Laure Darcos, sénatrice LR de l’Essonne, juge les mesures « incompréhensibles ». « S’il y a bien un endroit où on respecte les gestes barrières et la distanciation, le fait de ne pas manger, pas parler, c’est bien dans les salles de spectacle », explique-t-elle. Si elle comprend que « l’aspect sanitaire a pris le dessus », elle en veut au gouvernement de n’avoir laissé aucun horizon au secteur culturel. « C’est mal connaître ce système où il faut programmer les choses très en amont. Ils sont en plein désarroi ». Le couvre-feu de 20 heures, une heure plus tôt qu’à l’automne, ne facilitera pas non la reprise en cas de reprise éventuelle, redoute-t-elle. « Ce n’est pas très pratique pour les représentations du soir. »

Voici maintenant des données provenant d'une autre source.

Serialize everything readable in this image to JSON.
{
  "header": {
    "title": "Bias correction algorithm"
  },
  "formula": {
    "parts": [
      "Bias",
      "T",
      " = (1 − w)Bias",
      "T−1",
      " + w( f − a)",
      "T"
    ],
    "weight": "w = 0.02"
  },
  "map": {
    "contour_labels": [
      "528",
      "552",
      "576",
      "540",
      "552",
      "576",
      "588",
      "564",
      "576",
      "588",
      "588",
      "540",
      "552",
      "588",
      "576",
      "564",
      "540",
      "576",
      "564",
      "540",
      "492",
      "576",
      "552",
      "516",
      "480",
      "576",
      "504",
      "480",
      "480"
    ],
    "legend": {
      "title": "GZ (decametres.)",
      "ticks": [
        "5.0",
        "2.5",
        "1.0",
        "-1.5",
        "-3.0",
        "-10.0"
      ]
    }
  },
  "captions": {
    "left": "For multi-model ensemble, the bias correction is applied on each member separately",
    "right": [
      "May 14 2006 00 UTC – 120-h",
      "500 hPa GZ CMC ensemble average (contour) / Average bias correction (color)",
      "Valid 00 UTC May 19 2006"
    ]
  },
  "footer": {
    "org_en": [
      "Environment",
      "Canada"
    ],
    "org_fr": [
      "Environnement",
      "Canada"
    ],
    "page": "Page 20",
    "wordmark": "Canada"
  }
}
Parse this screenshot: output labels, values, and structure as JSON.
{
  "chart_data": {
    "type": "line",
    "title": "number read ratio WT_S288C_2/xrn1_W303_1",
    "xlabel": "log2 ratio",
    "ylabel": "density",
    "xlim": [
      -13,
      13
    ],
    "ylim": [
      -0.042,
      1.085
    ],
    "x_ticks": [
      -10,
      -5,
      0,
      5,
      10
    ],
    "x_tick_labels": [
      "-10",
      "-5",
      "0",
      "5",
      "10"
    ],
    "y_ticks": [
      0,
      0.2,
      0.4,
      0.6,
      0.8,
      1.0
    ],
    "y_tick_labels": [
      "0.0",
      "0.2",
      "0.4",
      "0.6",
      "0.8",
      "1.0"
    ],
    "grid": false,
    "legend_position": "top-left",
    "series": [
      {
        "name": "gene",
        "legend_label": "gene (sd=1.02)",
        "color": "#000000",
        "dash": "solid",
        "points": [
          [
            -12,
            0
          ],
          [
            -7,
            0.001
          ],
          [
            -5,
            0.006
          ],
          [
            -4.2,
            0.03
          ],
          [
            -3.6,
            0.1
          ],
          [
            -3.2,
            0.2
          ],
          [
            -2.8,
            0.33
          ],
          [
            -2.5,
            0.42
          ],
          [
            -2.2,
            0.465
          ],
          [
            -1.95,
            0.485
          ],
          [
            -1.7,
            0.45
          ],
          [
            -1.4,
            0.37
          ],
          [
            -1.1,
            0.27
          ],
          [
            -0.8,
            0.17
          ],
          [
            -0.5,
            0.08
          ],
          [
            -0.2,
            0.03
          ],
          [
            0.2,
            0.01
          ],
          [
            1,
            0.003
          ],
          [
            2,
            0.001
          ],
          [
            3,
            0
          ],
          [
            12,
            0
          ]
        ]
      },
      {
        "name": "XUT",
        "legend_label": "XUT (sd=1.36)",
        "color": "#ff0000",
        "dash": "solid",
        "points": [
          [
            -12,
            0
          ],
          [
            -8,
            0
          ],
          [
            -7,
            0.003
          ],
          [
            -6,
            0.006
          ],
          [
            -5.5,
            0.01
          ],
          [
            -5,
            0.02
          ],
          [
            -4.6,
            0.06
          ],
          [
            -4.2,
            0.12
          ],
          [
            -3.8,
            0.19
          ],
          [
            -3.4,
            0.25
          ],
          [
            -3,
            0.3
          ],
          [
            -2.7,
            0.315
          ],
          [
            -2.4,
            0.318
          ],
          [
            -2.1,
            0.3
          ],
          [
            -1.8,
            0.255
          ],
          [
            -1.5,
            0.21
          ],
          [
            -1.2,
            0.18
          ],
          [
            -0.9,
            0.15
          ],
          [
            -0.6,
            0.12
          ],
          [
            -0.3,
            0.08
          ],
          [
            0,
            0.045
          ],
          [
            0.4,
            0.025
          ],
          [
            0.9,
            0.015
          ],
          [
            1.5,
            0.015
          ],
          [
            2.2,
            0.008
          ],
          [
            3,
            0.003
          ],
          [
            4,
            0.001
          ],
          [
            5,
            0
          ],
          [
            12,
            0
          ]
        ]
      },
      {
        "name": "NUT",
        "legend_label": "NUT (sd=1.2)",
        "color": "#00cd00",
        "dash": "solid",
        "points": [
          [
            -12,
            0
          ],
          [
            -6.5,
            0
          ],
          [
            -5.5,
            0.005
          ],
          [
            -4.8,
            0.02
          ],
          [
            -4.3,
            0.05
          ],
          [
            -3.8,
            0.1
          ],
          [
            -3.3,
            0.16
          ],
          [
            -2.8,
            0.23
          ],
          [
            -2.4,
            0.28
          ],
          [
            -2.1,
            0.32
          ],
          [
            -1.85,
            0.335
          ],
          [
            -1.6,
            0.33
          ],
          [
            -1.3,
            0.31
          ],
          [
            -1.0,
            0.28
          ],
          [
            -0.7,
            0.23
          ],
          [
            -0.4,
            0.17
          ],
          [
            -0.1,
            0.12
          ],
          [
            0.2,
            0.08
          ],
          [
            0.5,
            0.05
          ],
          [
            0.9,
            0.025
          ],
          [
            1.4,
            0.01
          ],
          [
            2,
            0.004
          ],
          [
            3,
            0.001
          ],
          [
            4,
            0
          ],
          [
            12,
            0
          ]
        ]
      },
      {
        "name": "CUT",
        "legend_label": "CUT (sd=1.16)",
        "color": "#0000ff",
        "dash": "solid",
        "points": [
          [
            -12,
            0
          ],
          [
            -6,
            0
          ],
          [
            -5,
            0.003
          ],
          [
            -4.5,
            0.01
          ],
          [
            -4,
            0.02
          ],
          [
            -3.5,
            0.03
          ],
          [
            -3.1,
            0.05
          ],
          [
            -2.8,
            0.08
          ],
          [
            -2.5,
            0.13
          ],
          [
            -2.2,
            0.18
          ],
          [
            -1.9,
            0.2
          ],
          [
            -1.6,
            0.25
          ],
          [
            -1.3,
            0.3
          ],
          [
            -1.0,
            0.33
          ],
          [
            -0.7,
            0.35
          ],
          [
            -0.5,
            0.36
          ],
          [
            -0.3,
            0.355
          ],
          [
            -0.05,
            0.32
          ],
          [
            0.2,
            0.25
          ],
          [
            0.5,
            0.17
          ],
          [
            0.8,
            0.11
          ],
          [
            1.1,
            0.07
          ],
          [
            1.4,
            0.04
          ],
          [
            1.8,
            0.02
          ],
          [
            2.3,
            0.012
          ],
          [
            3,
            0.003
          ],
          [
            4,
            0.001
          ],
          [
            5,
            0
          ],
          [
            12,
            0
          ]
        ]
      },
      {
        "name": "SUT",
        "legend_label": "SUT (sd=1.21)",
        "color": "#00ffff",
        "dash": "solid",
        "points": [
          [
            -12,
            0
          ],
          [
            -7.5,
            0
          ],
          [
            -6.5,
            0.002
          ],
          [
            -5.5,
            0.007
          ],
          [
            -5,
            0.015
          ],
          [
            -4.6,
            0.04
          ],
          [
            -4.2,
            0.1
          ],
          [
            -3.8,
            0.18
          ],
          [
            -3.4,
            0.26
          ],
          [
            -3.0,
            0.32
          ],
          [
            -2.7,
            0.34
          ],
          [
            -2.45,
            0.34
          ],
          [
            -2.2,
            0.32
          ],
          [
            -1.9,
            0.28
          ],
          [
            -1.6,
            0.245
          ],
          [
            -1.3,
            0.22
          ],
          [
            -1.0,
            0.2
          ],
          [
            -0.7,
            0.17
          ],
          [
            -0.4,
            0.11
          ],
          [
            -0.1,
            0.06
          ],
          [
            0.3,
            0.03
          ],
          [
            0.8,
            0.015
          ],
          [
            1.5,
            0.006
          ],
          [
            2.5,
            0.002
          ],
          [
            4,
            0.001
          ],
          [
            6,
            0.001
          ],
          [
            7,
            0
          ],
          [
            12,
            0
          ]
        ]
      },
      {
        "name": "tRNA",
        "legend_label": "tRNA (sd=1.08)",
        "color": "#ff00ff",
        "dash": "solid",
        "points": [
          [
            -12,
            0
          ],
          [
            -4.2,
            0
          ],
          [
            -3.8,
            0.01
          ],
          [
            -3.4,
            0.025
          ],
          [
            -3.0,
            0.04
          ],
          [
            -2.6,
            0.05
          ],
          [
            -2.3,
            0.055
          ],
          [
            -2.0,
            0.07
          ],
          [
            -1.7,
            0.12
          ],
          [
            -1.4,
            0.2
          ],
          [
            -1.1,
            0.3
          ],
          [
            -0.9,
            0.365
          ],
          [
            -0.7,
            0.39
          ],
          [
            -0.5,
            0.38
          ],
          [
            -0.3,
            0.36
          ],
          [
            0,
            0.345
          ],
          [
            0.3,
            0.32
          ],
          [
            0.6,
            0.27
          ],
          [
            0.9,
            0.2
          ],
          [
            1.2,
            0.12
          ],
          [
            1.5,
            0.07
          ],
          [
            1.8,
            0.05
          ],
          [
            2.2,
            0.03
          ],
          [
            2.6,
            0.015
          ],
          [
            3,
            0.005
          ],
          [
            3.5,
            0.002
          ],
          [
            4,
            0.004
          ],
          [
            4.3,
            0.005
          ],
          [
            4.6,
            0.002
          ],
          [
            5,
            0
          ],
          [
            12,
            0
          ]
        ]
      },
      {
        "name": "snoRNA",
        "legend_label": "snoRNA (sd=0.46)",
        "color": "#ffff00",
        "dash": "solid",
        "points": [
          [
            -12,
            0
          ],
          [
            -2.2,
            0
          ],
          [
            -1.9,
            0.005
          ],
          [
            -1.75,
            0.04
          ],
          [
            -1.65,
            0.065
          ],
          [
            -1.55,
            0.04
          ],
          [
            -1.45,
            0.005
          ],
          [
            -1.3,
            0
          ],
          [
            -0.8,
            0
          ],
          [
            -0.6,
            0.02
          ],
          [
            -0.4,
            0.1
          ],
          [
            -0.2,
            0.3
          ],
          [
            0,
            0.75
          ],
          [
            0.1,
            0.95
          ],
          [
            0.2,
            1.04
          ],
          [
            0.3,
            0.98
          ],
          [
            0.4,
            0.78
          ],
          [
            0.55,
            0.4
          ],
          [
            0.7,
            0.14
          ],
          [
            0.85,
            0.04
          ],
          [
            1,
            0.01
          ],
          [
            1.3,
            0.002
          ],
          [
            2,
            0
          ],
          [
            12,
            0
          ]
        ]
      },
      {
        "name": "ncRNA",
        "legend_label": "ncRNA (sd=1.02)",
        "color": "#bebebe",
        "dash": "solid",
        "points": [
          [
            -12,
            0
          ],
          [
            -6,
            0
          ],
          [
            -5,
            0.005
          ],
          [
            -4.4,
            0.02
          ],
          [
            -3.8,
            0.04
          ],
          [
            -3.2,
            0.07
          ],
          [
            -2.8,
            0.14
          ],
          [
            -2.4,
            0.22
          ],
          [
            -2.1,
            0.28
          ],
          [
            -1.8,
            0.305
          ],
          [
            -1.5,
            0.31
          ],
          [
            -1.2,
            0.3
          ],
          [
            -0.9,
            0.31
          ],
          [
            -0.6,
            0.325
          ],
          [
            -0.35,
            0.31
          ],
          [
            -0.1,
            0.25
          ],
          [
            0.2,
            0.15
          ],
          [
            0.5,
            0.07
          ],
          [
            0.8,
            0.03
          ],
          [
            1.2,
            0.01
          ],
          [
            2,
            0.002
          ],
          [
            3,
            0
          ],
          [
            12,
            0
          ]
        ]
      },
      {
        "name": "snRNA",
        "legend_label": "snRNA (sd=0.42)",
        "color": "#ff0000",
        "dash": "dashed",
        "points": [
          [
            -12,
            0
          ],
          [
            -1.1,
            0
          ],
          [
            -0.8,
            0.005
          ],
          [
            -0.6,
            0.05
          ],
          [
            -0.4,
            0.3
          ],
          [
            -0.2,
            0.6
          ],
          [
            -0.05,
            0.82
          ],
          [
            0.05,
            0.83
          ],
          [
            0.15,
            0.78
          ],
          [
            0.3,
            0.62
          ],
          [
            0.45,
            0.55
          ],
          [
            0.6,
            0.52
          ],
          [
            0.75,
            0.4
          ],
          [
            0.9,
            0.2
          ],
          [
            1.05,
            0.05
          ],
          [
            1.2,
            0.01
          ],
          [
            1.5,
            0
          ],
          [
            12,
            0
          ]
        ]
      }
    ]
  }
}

A gauche, les parlementaires font également bloc derrière les acteurs culturels. Plusieurs sénateurs comme les socialistes David Assouline et Sylvie Robert, ou encore le communiste Pierre Laurent, étaient dans le rassemblement place de la Bastille. La sénatrice Sylvie Robert souligne que le monde de la culture veut « comprendre en quoi la culture est moins essentielle », lui qui « pointe les incohérences du gouvernement dans ses décisions et qui en toute responsabilité était prêt à travailler avec le ministère à une ouverture raisonnable et différenciée ».

« Le gouvernement a considéré qu’il y avait plusieurs types d’économies »

Lorsqu’on sollicite son avis sur ce dossier, le sénateur des Hauts-de-Seine Pierre Ouzoulias regrette que la « fermeture des lieux de culture relève plus d’une décision politique que sanitaire ». « Le gouvernement a considéré qu’il y avait plusieurs types d’économies. Il y a en aurait une qui mériterait d’être soutenue. Et une autre qui est accessoire, un peu annexe. »

Relevant des contradictions avec la forte fréquentation des transports ou encore l’ouverture des lieux de culte, le parlementaire redoute les effets à long terme de cette mise en sommeil de la culture. « Le risque fort, c’est que l’on perde de la capacité créative. Vous pouvez fermer une usine et la rouvrir six mois plus tard. Mais pas un théâtre. Il y a un certain nombre de processus, de répétitions qui ne peuvent pas se faire. Vous finissez par perdre des compétences », met-il en garde.

Présent dans sa circonscription de l’Aude ce mardi, le socialiste Sébastien Pla relate avoir assisté à Narbonne à une convergence des différents rassemblements : restaurations et hôteliers, rejoints par des agriculteurs et viticulteurs mais aussi par le monde de la culture. « J’ai pu sentir leur désespoir, leur désarroi », témoigne-t-il. « Je ne veux pas porter un regard trop négatif sur le gouvernement. Ils font ce qu’ils peuvent. Il y a la pression du monde économique et la pression du monde de la santé. Mais la question que je me pose c’est, pourquoi tant de différences de traitement selon les secteurs ? On sacrifie des secteurs qui ont fait des efforts », souligne-t-il.

« Son passé d’élu local devrait lui rappeler qu’il faut accorder plus d’importance au couple maire-préfet »

Sur ce déconfinement par palier, le nouveau sénateur de l’Aude juge par ailleurs la communication gouvernementale dommageable. « Ce qui est gênant dans cette affaire, c’est que le Premier ministre a tendance à infantiliser les Français. Tantôt on dit le 20 décembre, tantôt le 7 janvier : cela dépendra de vous. Et ce sera de votre faute si on est dans cette situation », souffle-t-il.

Beaucoup de sénateurs sont conscients que Jean Castex redoute la survenue d’une troisième vague épidémique. Mais ils appellent à changement de méthode. « Je conçois que ce ne soit pas facile pour le gouvernement et le Premier ministre de gérer tout cela. Mais il est dommage de ne pas se reposer sur l’intelligence des territoires », fait valoir Catherine Morin-Desailly. « Son passé d’élu local devrait lui rappeler qu’il faut accorder plus d’importance au couple maire-préfet, à une estimation de la situation au cas par cas. »

Si Laure Darcos estime que Jean Castex « fait de son mieux », elle espère d’autres réponses dans les jours à venir. La sénatrice interpellera le chef du gouvernement ce mercredi lors des questions d’actualité.